# Recursive URL Loader

We may want to process load all URLs under a root directory.

For example, let's look at the [Python 3.9 Document](https://docs.python.org/3.9/).

This has many interesting child pages that we may want to read in bulk.

Of course, the `WebBaseLoader` can load a list of pages. 

But, the challenge is traversing the tree of child pages and actually assembling that list!
 
We do this using the `RecursiveUrlLoader`.

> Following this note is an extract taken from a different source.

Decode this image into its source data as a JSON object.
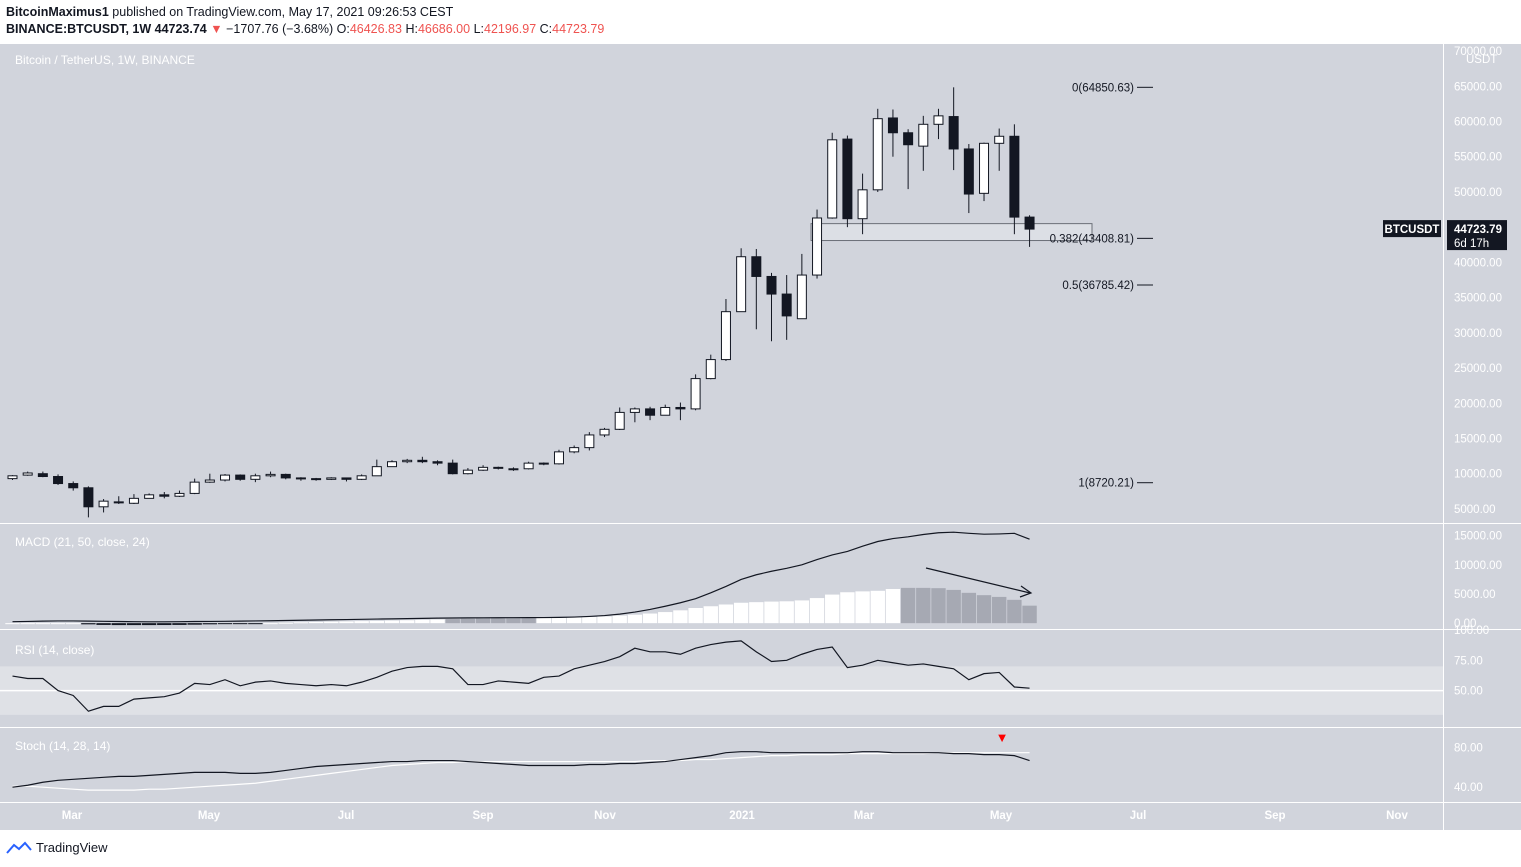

This also gives us the flexibility to exclude some children (e.g., the `api` directory with > 800 child pages).

# Parameters
- url: str, the target url to crawl.
- exclude_dirs: Optional[str], webpage directories to exclude.
use_async: bool = False, wether to use async requests, using async requests is usually faster in large tasks. However, async will disable the lazy loading feature(the function still works, but it is not lazy).
- extractor: Callable[[str], str] = lambda x: x, a function to extract the text of the document from the webpage, by default it returns the page as it is. It is recommended to use tools like goose3 and beautifulsoup to extract the text.
- max_depth: int = 2, the maximum depth to crawl.
- timeout: int = 10, the timeout for each request, in the unit of seconds.
- prevent_outside: bool = True, whether to prevent crawling outside the root url.

In [16]:
from langchain.document_loaders.recursive_url_loader import RecursiveUrlLoader



Let's try a simple example.

In [25]:
from bs4 import BeautifulSoup as Soup

url = "https://docs.python.org/3.9/"
loader = RecursiveUrlLoader(url=url, max_depth=2, extractor=lambda x: Soup(x, "html.parser").text)
docs = loader.load()



In [31]:
docs[-1].page_content

'\n\n\n\n\nExtending and Embedding the Python Interpreter — Python 3.9.17 documentation\n\n\n\n\n\n\n\n\n\n\n\n\n\n\n\n\n\n\n\n\n\n\n\n\n\n\n\n\n\n\n\n\n\n\n\n\n\n\n\n\n\n\n\nTable of Contents\n\nExtending and Embedding the Python Interpreter\nRecommended third party tools\nCreating extensions without third party tools\nEmbedding the CPython runtime in a larger application\n\n\n\nPrevious topic\nSecurity Considerations\nNext topic\n1. Extending Python with C or C++\n\nThis Page\n\nReport a Bug\n\nShow Source\n        \n\n\n\n\n\n\n\nNavigation\n\n\nindex\n\nmodules |\n\nnext |\n\nprevious |\n\nPython »\n\n\n\n\n\n\n\n3.9.17 Documentation »\n    \n\n\n\n\n\n\n\n\n\n                     |\n                \n\n\n\n\n\n\n\nExtending and Embedding the Python InterpreterÂ¶\nThis document describes how to write modules in C or C++ to extend the Python\ninterpreter with new modules.  Those modules can not only define new functions\nbut also new object types and their methods.  The document als

In [32]:
docs[-1].metadata

{'source': 'https://docs.python.org/3.9/extending/index.html',
 'title': 'Extending and Embedding the Python Interpreter — Python 3.9.17 documentation',
 'language': None}

However, since it's hard to perform a perfect filter, you may still see some irrelevant results in the results. For example:

In [33]:
docs[0]

Document(page_content='\n\n\n\n\n\n\n\n\n\n\n\n\n\n', metadata={'source': 'https://docs.python.org/3.9/_static/py.svg'})

Because it is fetched from a svg file. Please manually perform a filter on the docs to remove such files.